IMG_paardenkastanjeplaatjes2

Hout
Hoe massief de boom ook overkomt, het hout is weinig duurzaam. Het wordt hoofdzakelijk gebruikt voor het kleine werk, zoals speelgoed. Toch staat kastanjehout de laatste jaren, in de zoektocht naar duurzaam hout dat tropische hardhout kan vervangen, volop in de belangstelling, want het hout krijgt, door het onder vacuüm en hoge druk te impregneren, een drie tot vijf maal langere levensduur.

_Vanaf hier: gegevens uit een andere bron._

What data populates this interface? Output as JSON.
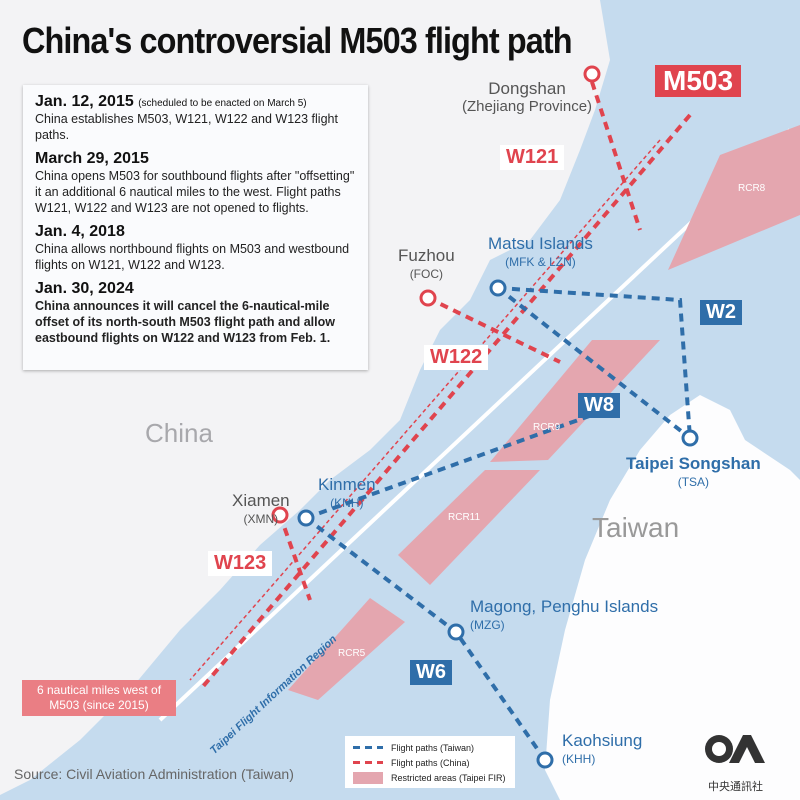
{
  "title": "China's controversial M503 flight path",
  "timeline": [
    {
      "date": "Jan. 12, 2015",
      "note": "(scheduled to be enacted on March 5)",
      "text": "China establishes M503, W121, W122 and W123 flight paths."
    },
    {
      "date": "March 29, 2015",
      "text": "China opens M503 for southbound flights after \"offsetting\" it an additional 6 nautical miles to the west. Flight paths W121, W122 and W123 are not opened to flights."
    },
    {
      "date": "Jan. 4, 2018",
      "text": "China allows northbound flights on M503 and westbound flights on W121, W122 and W123."
    },
    {
      "date": "Jan. 30, 2024",
      "text": "China announces it will cancel the 6-nautical-mile offset of its north-south M503 flight path and allow eastbound flights on W122 and W123 from Feb. 1."
    }
  ],
  "places": {
    "dongshan": {
      "name": "Dongshan",
      "sub": "(Zhejiang Province)"
    },
    "fuzhou": {
      "name": "Fuzhou",
      "sub": "(FOC)"
    },
    "matsu": {
      "name": "Matsu Islands",
      "sub": "(MFK & LZN)"
    },
    "taipei": {
      "name": "Taipei Songshan",
      "sub": "(TSA)"
    },
    "xiamen": {
      "name": "Xiamen",
      "sub": "(XMN)"
    },
    "kinmen": {
      "name": "Kinmen",
      "sub": "(KNH)"
    },
    "magong": {
      "name": "Magong, Penghu Islands",
      "sub": "(MZG)"
    },
    "kaohsiung": {
      "name": "Kaohsiung",
      "sub": "(KHH)"
    }
  },
  "regions": {
    "china": "China",
    "taiwan": "Taiwan",
    "fir": "Taipei Flight Information Region"
  },
  "routes": {
    "m503": "M503",
    "w121": "W121",
    "w122": "W122",
    "w123": "W123",
    "w2": "W2",
    "w8": "W8",
    "w6": "W6"
  },
  "restricted": {
    "rcr8": "RCR8",
    "rcr9": "RCR9",
    "rcr11": "RCR11",
    "rcr5": "RCR5"
  },
  "offset_callout": "6 nautical miles west of M503 (since 2015)",
  "legend": {
    "taiwan": "Flight paths (Taiwan)",
    "china": "Flight paths (China)",
    "restricted": "Restricted areas (Taipei FIR)"
  },
  "source": "Source: Civil Aviation Administration (Taiwan)",
  "logo": {
    "text": "CNA",
    "sub": "中央通訊社"
  },
  "colors": {
    "sea": "#c5dbee",
    "land": "#f3f3f5",
    "china_route": "#e0444e",
    "taiwan_route": "#2f6ea9",
    "restricted": "#e4a6af"
  }
}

Daardoor groeit ook het aantal toepassingen gestaag: vooral in de weg-, water- en woningbouw, maar ook bij de aanleg van tuinen, parken en als omheiningen in natuurgebieden

Ziekten
Al jaren worden paardenkastanjes in augustus-september geteisterd door bladverkleuring, waarna de bladeren verschrompelen en afvallen. De veroorzakers zijn mineermotjes die hun eieren in de bladeren hebben gelegd. De larven nestelen zich in de bladeren, graven er gangen in en eten zich er vol mee. Het beestje komt van oorsprong uit de Balkan en heeft hier nauwelijks natuurlijke vijanden. Hij overwintert in popstadium in afgevallen bladeren. Het tijdig weghalen en het vernietigen van de bladeren rond de boom is één van de mogelijkheden om de schade binnen de perken te houden. Enkele jaren geleden is in Nederland ook de beruchte bloedingsziekte onder paardenkastanjes uitgebroken. De aangetaste bomen vertonen vochtplekken in de stam, scheuren in de bast en er druppelt rode en zwarte vloeistof uit de stam. Vervolgens sterven stukken bast af en uiteindelijk sterven de bomen. Veroorzaker is een bacterie. Er vindt onderzoek plaats naar de afweerreacties die de aan bloedingsziekte lijdende paardenkastanjes vertonen en de mogelijkheden om de ziekte te beheersen… Momenteel is er een mogelijkheid om door het verwarmen van de bast de bacterie die deze aandoening veroorzaakt, te verdrijven.